You can use the included query.py
script to retrieve the results from the benchmark run. Many other usage metrics from tools may have been
uploaded to the OpenSearch database as well, but this script will help you download the relevant llm-load-test metrics so you may
more easily plot and analyze them.
usage: query.py [-h] [--runs RUNS] [--iterations ITERATIONS] [--metric-types METRIC_TYPES] [--params PARAMS] [-o OUTPUT] [--sql]
options:
-h, --help show this help message and exit
--runs RUNS list of run uuids to fetch results for, ex: <uuid-1>,<uuid-2>,<uuid-3>...
--iterations ITERATIONS
list of run iterations to fetch results for, ex: <uuid-1>,<uuid-2>,<uuid-3>...

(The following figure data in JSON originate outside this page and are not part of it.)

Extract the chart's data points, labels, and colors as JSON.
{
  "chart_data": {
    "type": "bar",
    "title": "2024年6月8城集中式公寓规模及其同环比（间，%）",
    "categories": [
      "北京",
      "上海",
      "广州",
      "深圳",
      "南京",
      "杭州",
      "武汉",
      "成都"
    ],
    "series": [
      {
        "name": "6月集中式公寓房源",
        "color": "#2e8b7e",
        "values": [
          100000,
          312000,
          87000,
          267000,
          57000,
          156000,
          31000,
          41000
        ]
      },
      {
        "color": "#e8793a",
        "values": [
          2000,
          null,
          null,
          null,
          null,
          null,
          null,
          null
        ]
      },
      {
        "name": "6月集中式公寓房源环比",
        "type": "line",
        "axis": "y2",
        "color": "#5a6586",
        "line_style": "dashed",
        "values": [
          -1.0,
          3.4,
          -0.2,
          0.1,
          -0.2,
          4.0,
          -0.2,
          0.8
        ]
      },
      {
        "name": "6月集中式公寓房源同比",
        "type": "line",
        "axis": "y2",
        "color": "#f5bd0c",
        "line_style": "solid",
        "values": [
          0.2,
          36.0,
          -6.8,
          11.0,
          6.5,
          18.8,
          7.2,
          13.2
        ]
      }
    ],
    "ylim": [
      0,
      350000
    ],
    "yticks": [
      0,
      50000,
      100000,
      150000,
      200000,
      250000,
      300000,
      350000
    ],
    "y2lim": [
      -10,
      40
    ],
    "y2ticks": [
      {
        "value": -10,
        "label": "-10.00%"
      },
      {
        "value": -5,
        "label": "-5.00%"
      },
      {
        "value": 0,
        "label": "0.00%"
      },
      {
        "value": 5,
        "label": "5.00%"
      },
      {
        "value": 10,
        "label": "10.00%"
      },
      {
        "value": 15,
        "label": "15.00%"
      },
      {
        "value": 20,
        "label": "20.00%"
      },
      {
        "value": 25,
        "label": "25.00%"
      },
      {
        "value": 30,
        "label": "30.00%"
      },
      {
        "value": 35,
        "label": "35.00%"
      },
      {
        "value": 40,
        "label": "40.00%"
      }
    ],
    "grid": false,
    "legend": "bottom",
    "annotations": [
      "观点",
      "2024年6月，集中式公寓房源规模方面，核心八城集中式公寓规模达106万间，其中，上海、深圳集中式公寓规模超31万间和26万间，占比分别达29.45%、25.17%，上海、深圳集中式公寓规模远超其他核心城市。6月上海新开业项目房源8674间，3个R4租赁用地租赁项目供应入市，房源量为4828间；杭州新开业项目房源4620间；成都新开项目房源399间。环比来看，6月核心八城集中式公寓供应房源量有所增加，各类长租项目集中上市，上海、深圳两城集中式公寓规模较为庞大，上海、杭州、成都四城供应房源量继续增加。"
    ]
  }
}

--metric-types METRIC_TYPES
list of metric types to fetch results for, ex: <name-1>,<name-2>,<name-3>...
--params PARAMS list of parameters from payload to include with the output
-o OUTPUT, --output OUTPUT
path to create output file, format is determined by file extension. '.json'/'.csv' supported
--sql print the SQL that will run against OpenSearch
- config.yaml.j2: Template file to generate llm-load-test config
- config_convert.py: This script is not used in the benchmark. It is a helper for us to generate
config.yaml.j2
and some other boilerplate from a full llm-load-test config file. - llm-base: Boilerplate for Crucible. This was copied from
bench-ilab
directly. - llm-client: Core script that downloads llm-load-test, templates the config file, and runs llm-load-test.
- llm-get-runtime: Required by Crucible. Simple script that calculates how much time our benchmark will run for. Requests an indefinite runtime.
- llm-load-test-config.yaml: This file is also not directly used in the benchmark. It is used in conjunction with
config_convert.py
to generate a template file and other boilerplate. - llm-post-process: Core script that processes any artifact and generates a CommonDataModel payload. At this point, the only data being considered is the output json file from llm-load-test.
- multiplex.json: Required by Crucible. Allows you to use regex to perform input validation.
- random-but-same: Random bytes to be used as some randomness if needed (not currently used).
- rickshaw.json: Required by Crucible. Tells Crucible where to find your scripts (
llm-client
,llm-post-process
, etc) and any other files you want to copy into the run. - run-llm.json: Used to run and configure your benchmark. It is not a necessary file to make the benchmark work, but a copy with all parameters listed is given here for your convenience. This file is used when running the benchmark
crucible run --from-file run-llm.json
- workshop.json: Required by Crucible. Specifies necessary dependencies to include in the container that will run on the SUT. It is used to install the dependencies required by llm-load-test.